Nesta proposta de OGE, o Governo prevê gastar 11,30% das despesas públicas com a Educação, equivalente a 517,78 mil milhões de kwanzas (2.650 milhões de euros), 7,40% com a Saúde, na ordem dos 339,13 mil milhões de kwanzas (1.740 milhões de euros), e 14,83% com a Protecção Social, com cerca de 680 mil milhões de kwanzas (3.490 milhões de euros).

Desenganem-se os que pensam que o Orçamento Geral de Estado é um documento técnico feito por uns sábios economistas, que reflecte necessidades técnicas. Não é. É um documento político que traduz em números as opções políticas do poder executivo.

É, aliás, o documento político mais importante em cada ano. Nessa medida, o que traduz politicamente o OGE de Angola nos últimos anos é uma simples palavra: repressão.

A opção política do OGE de 2018, como a deste ano, é simples e está vertida nos respectivos números. A política do OGE de 2018 volta a ser a política da repressão.

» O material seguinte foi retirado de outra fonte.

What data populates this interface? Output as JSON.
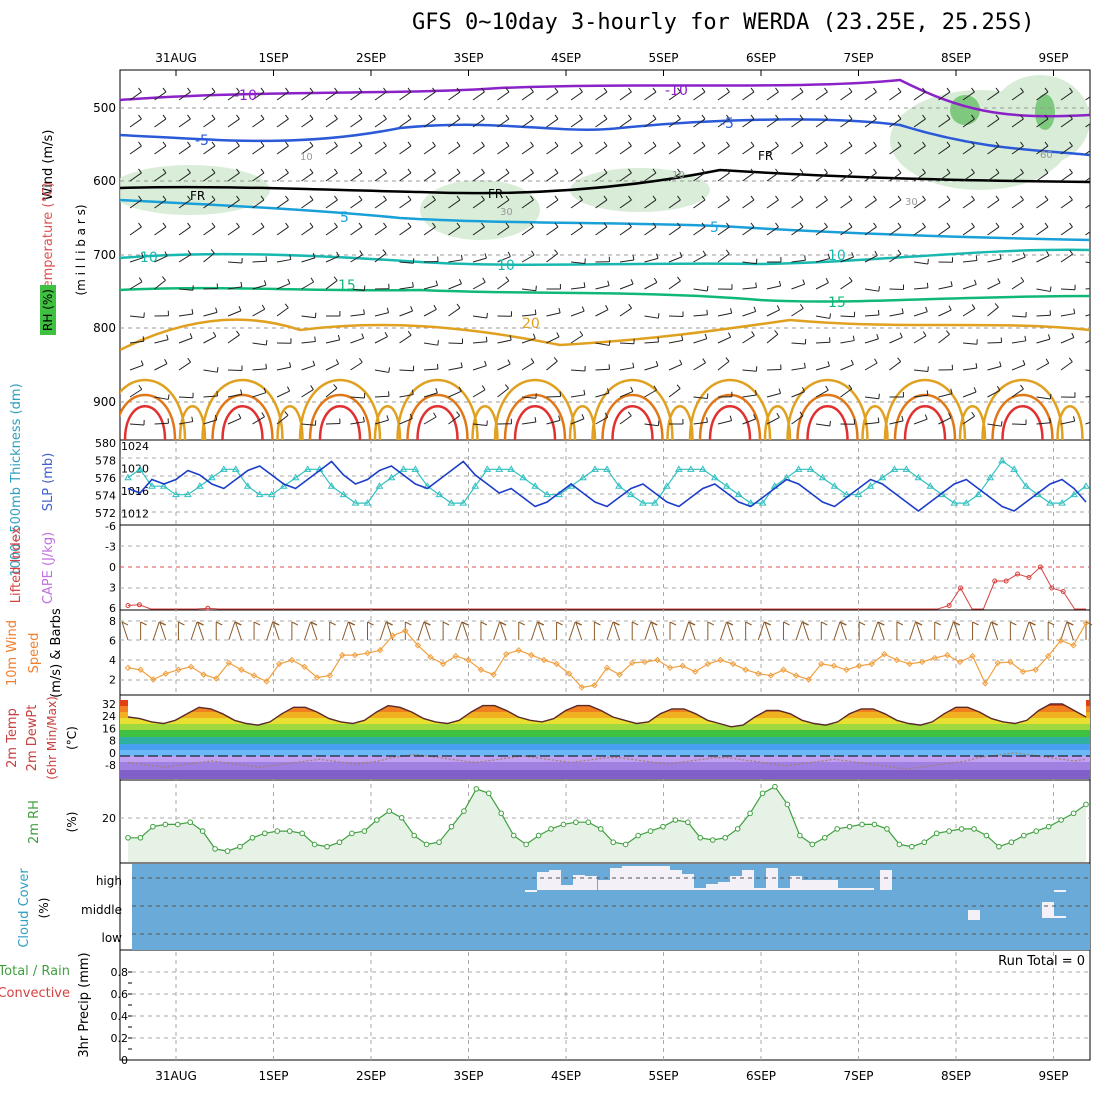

A verdade é que, quando o povo sofre uma intensa crise económica, o Governo não se preocupa com os apoios sociais: preocupa-se com a repressão. Apenas assim é possível justificar que mais de um quinto (21,27%) do OGE se destinem à Defesa e Segurança.

Foto: O Executivo angolano recebeu 30 viaturas Mercedes-Benz, das quais 25 de luxo, especialmente adquiridas para a cerimónia de investidura do Presidente da República, João Lourenço.